Film franco-italo-canadien d’Arthur Harari (2026), avec Léa Seydoux, Niels Schneider, Valérie Dréville, Lilith Grasmug, Radu Jude, Shanti Masud, Jonathan Turnbull, Victoire du Bois, Alexandre Pallu, Victor Chakravarty, Michaël B. Evans… 2h20. Sortie le 26 août 2026.
Léa Seydoux, au centre
Compagnon de Justine Triet avec laquelle le scénario d’Anatomie d’une chute lui a valu de partager un Oscar, un Golden Globe, un Bafta, un European Film Award et un César, Arthur Harari s’est fait remarquer avec deux premiers longs métrages de tonalités très différentes : Diamant noir (2016) et Onoda, 10 000 nuits dans la jungle qui a obtenu le prix Louis Delluc 2022. Son nouveau film est l’adaptation d’un roman graphique qu’il a signé avec son frère Lucas, “Le cas David Zimmerman” (Sarbacane, 2024). Un jeune homme paumé rencontre lors de la Saint-Sylvestre une jeune femme avec qui il passe la nuit. À son réveil, non seulement sa compagne a disparu, mais c’est son visage qu’il découvre en se regardant dans son miroir. Une variation autour du thème du Body Swap (échange de corps) qui a beaucoup servi en tant qu’argument de comédie, mais plutôt rarement sur un registre tragique. Le film ne se contente pas de jouer sur cette corde fantastique.

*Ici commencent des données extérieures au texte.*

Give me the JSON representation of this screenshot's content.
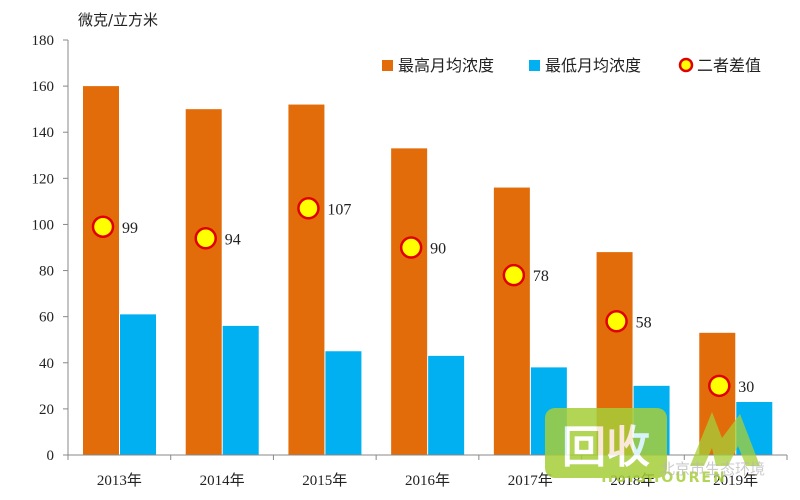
{
  "chart_data": {
    "type": "bar",
    "unit_label": "微克/立方米",
    "categories": [
      "2013年",
      "2014年",
      "2015年",
      "2016年",
      "2017年",
      "2018年",
      "2019年"
    ],
    "series": [
      {
        "name": "最高月均浓度",
        "values": [
          160,
          150,
          152,
          133,
          116,
          88,
          53
        ],
        "color": "#e36c0a"
      },
      {
        "name": "最低月均浓度",
        "values": [
          61,
          56,
          45,
          43,
          38,
          30,
          23
        ],
        "color": "#00b0f0"
      }
    ],
    "difference": {
      "name": "二者差值",
      "values": [
        99,
        94,
        107,
        90,
        78,
        58,
        30
      ],
      "fill": "#ffff00",
      "stroke": "#e00000"
    },
    "ylim": [
      0,
      180
    ],
    "yticks": [
      0,
      20,
      40,
      60,
      80,
      100,
      120,
      140,
      160,
      180
    ],
    "grid": false,
    "legend_position": "top-right"
  },
  "watermark": {
    "logo_text": "回收",
    "sub_text": "HUISHOUREN",
    "side_text": "北京市生态环境",
    "color": "#a6ce39"
  }
}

Il propose en fait une réflexion beaucoup plus profonde sur la notion de genre et surtout d’identité à travers deux représentations féminine et masculine radicalement opposées. Niels Schneider (César du meilleur espoir pour Diamant noir) y affiche une maigreur spectaculaire qui le rend méconnaissable, tandis que Léa Seydoux affiche les rondeurs de la grossesse pendant laquelle elle a tourné le film. Un contraste saisissant qui sert le propos, tout en accentuant sa nébulosité autour d’une réflexion abyssale qui ne s’exprime pas en tant que telle, mais s’impose comme un prolongement de cette intrigue… intrigante.
Niels Schneider
L’inconnue est un film qui refuse d’asséner des évidences au spectateur et préfère suggérer des pistes qu’il n’explore pas toujours. C’est l’expression d’un cinéma mature qui contourne les évidences et sème constamment des petits cailloux blancs afin d’aiguiser notre curiosité. Les références qu’invoquent les frères Harari sont d’ailleurs éloquentes. Elles se situent du côté de “La métamorphose” de Franz Kafka et du manga “Quartier lointain” de Jirō Taniguchi davantage que dans la schizophrénie de “Docteur Jekyll et Mister Hyde” de Robert Louis Stevenson. Pour accomplir correctement ce voyage vertigineux, il convient de renoncer au cartésianisme traditionnel et de passer outre la logique la plus élémentaire. Il s’agit d’ailleurs là d’un des insignes avantages de la bande dessinée sur le cinéma. Le personnage principal est présenté comme une sorte de clochard céleste et casanier qui s’évade à travers son métier de photographe accroché à la pellicule. Comme pour fixer des moments du réel et mieux s’y réfugier. En changeant ainsi d’aspect extérieur au regard de son entourage, il ne s’agit pas pour lui d’entrer dans des tentatives d’explications alambiquées, mais plutôt d’assumer le nouveau rôle qu’on lui a assigné pour parvenir à trouver qui il est véritablement. Il est comme une page blanche sur laquelle vient se projeter une nouvelle image qu’il ne lui reste plus qu’à assumer pour pouvoir enfin s’intégrer dans la société. Comme on le voit, le film laisse libre cours à de multiples pistes d’exploration et ne fait que s’enrichir à chaque nouvelle vision par la cohérence qu’il manifeste. Sa découverte peut s’avérer déroutante, mais il convient d’aller au-delà pour apprécier l’ampleur de sa richesse sémiologique. Quant à ses zones d’ombre, elles sont indissociables de ce jeu de pistes par leur pouvoir de suggestion.